Страница 7 из 16
Приск несколько раз кивнул и прошелся по библиотеке.
Ну да! Про предсказание всему славному контубернию известно. И не только одному контубернию, а многим и многим… А вот про то, что пророчество это выдумал хитрец Кука, а предсказатель Тиресий только озвучил, знают немногие. Так что ничего провидческого в этом предсказании никогда не было. Сами выдумали, сами воплощаем… Дела исключительно земные.
— Завещание императора должно храниться в храме Весты, — напомнил Приск. — А не в библиотеке, где какой-то Фламма может сунуть нос куда не надо!
— Великая дева нередко бывает у нас. Она уже посещала Форум Траяна во время посвящения колонны. Ах да! Теперь я вспомнил: в тот день она долго разговаривала с Пауком.
— Колонну посвящали чуть более месяца назад, — уточнил Приск. — Значит, тогда они и сговорились, что весталка принесет завещание, а Паук… Паук должен был его кому-то передать. Но кому? — Приск уставился на библиотекаря.
— Откуда мне знать! — Фламма заерзал в кресле.

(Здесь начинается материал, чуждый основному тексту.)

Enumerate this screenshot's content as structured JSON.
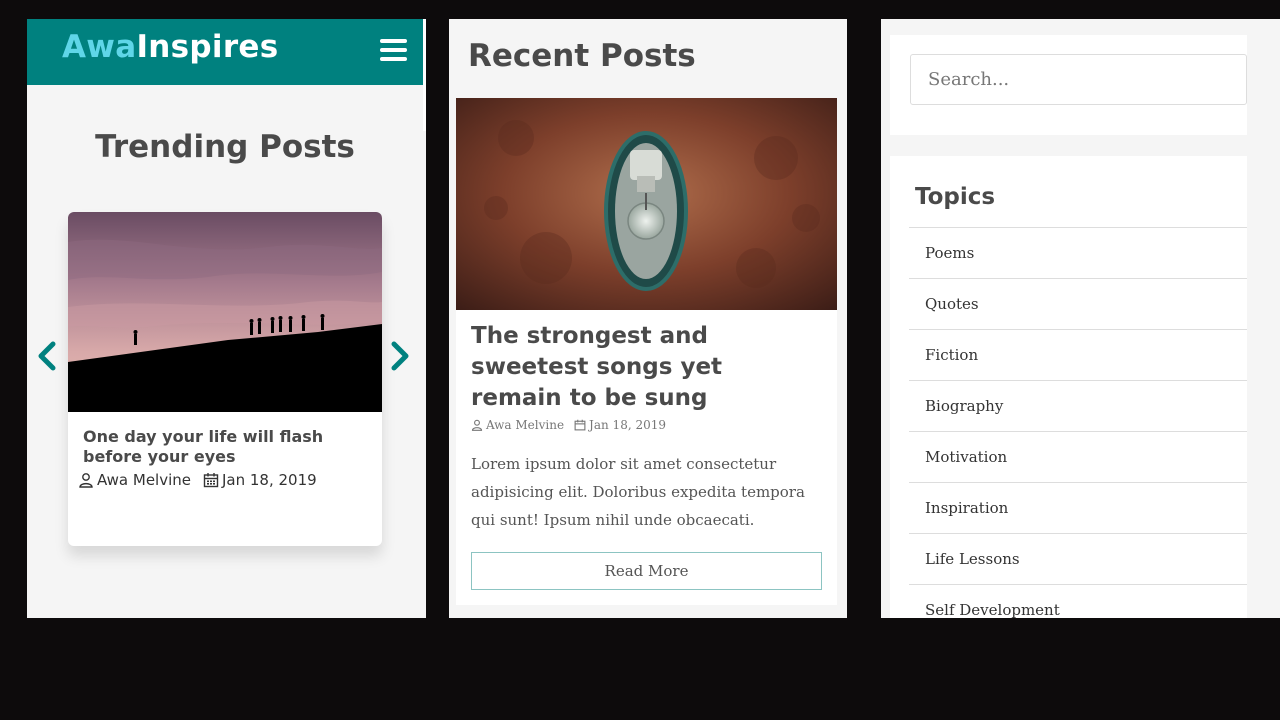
{
  "brand": {
    "part1": "Awa",
    "part2": "Inspires",
    "accent_color": "#00817f",
    "light_accent": "#5fd6e8"
  },
  "trending": {
    "title": "Trending Posts",
    "card": {
      "title": "One day your life will flash before your eyes",
      "author": "Awa Melvine",
      "date": "Jan 18, 2019"
    },
    "prev_icon": "chevron-left-icon",
    "next_icon": "chevron-right-icon"
  },
  "recent": {
    "title": "Recent Posts",
    "post": {
      "title": "The strongest and sweetest songs yet remain to be sung",
      "author": "Awa Melvine",
      "date": "Jan 18, 2019",
      "excerpt": "Lorem ipsum dolor sit amet consectetur adipisicing elit. Doloribus expedita tempora qui sunt! Ipsum nihil unde obcaecati.",
      "read_more": "Read More"
    }
  },
  "sidebar": {
    "search": {
      "placeholder": "Search..."
    },
    "topics": {
      "title": "Topics",
      "items": [
        "Poems",
        "Quotes",
        "Fiction",
        "Biography",
        "Motivation",
        "Inspiration",
        "Life Lessons",
        "Self Development"
      ]
    }
  }
}
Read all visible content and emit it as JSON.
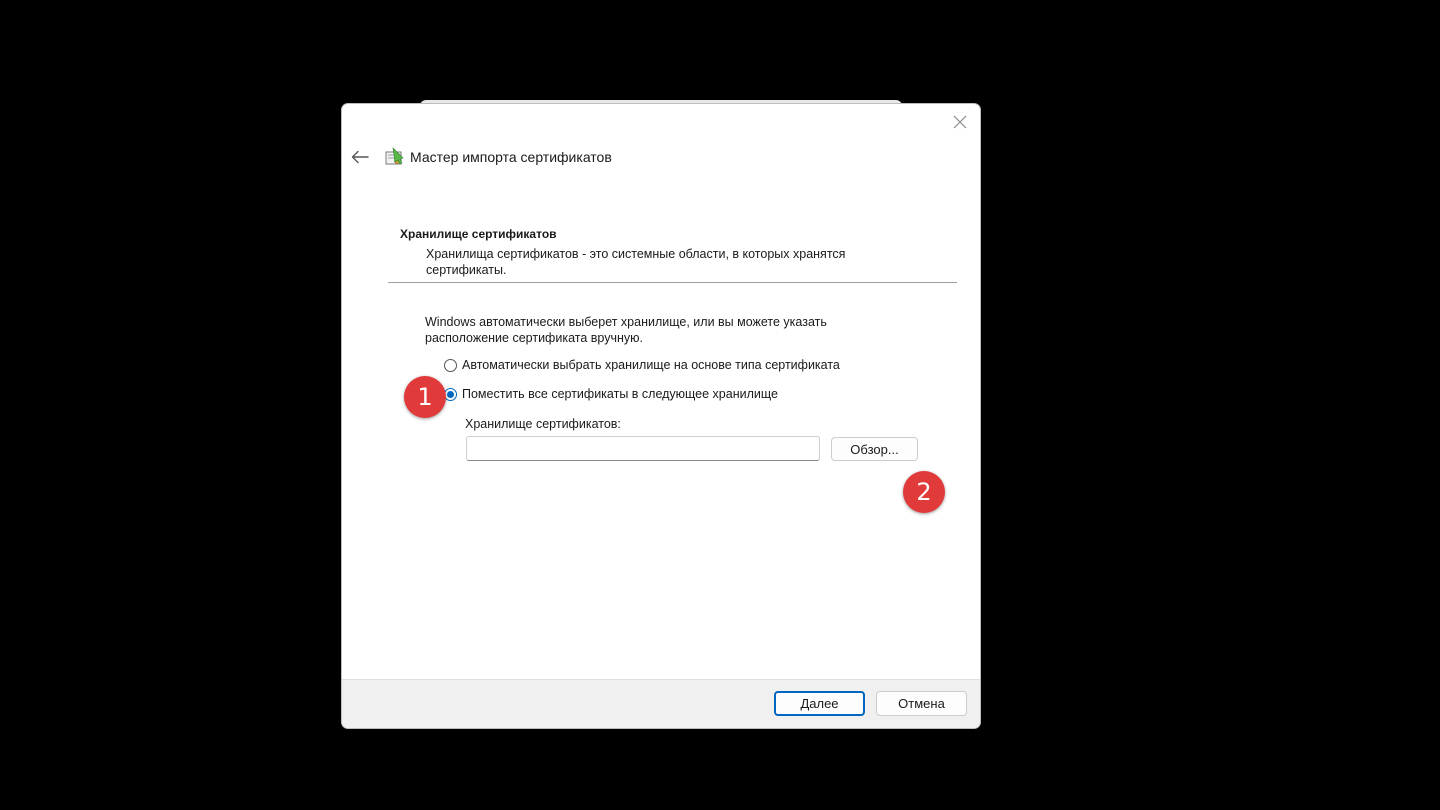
{
  "wizard": {
    "title": "Мастер импорта сертификатов",
    "icon": "certificate-wizard-icon",
    "back_icon": "back-arrow-icon",
    "close_icon": "close-icon"
  },
  "section": {
    "header": "Хранилище сертификатов",
    "description": "Хранилища сертификатов - это системные области, в которых хранятся сертификаты."
  },
  "intro": "Windows автоматически выберет хранилище, или вы можете указать расположение сертификата вручную.",
  "options": {
    "auto_label": "Автоматически выбрать хранилище на основе типа сертификата",
    "manual_label": "Поместить все сертификаты в следующее хранилище",
    "selected": "manual"
  },
  "store": {
    "label": "Хранилище сертификатов:",
    "value": "",
    "browse_label": "Обзор..."
  },
  "footer": {
    "next_label": "Далее",
    "cancel_label": "Отмена"
  },
  "annotations": {
    "step1": "1",
    "step2": "2"
  },
  "colors": {
    "accent": "#0067c0",
    "badge": "#e03a3a",
    "background": "#000000"
  }
}
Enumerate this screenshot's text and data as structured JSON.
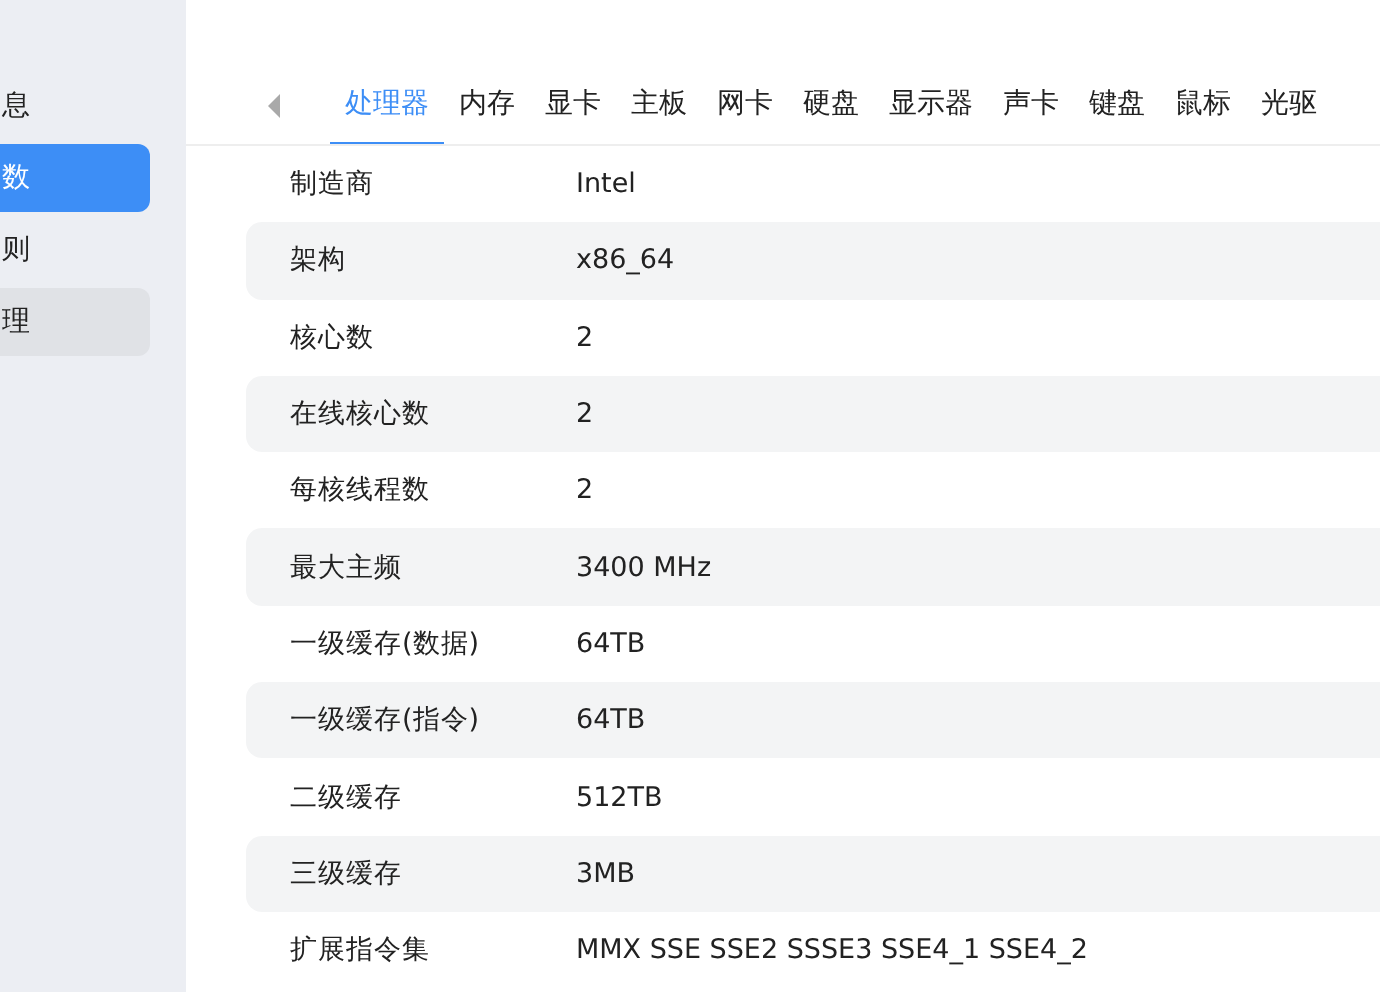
{
  "sidebar": {
    "items": [
      {
        "label": "息",
        "selected": false,
        "hovered": false
      },
      {
        "label": "数",
        "selected": true,
        "hovered": false
      },
      {
        "label": "则",
        "selected": false,
        "hovered": false
      },
      {
        "label": "理",
        "selected": false,
        "hovered": true
      }
    ]
  },
  "tabs": [
    {
      "label": "处理器",
      "selected": true
    },
    {
      "label": "内存",
      "selected": false
    },
    {
      "label": "显卡",
      "selected": false
    },
    {
      "label": "主板",
      "selected": false
    },
    {
      "label": "网卡",
      "selected": false
    },
    {
      "label": "硬盘",
      "selected": false
    },
    {
      "label": "显示器",
      "selected": false
    },
    {
      "label": "声卡",
      "selected": false
    },
    {
      "label": "键盘",
      "selected": false
    },
    {
      "label": "鼠标",
      "selected": false
    },
    {
      "label": "光驱",
      "selected": false
    }
  ],
  "properties": [
    {
      "name": "制造商",
      "value": "Intel"
    },
    {
      "name": "架构",
      "value": "x86_64"
    },
    {
      "name": "核心数",
      "value": "2"
    },
    {
      "name": "在线核心数",
      "value": "2"
    },
    {
      "name": "每核线程数",
      "value": "2"
    },
    {
      "name": "最大主频",
      "value": "3400 MHz"
    },
    {
      "name": "一级缓存(数据)",
      "value": "64TB"
    },
    {
      "name": "一级缓存(指令)",
      "value": "64TB"
    },
    {
      "name": "二级缓存",
      "value": "512TB"
    },
    {
      "name": "三级缓存",
      "value": "3MB"
    },
    {
      "name": "扩展指令集",
      "value": "MMX SSE SSE2 SSSE3 SSE4_1 SSE4_2"
    }
  ]
}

— Что же получается? — продолжал рассуждать вслух хозяин, все убыстряя шаги, — библиотека казалась ему теперь клеткой, а сам он — запертым в нее зверем. — То ли Паук проговорился, то ли кто-то другой узнал, что Великая дева переправила завещание в библиотеку. И прислал своего человека опередить Паука и завладеть пергаментом.
— То есть получается… У нас сразу парочка врагов?
— У нас? — Приск остановился и ястребом уставился на товарища. — Парочка? А про императора ты не забыл?
Фламма потерянно молчал.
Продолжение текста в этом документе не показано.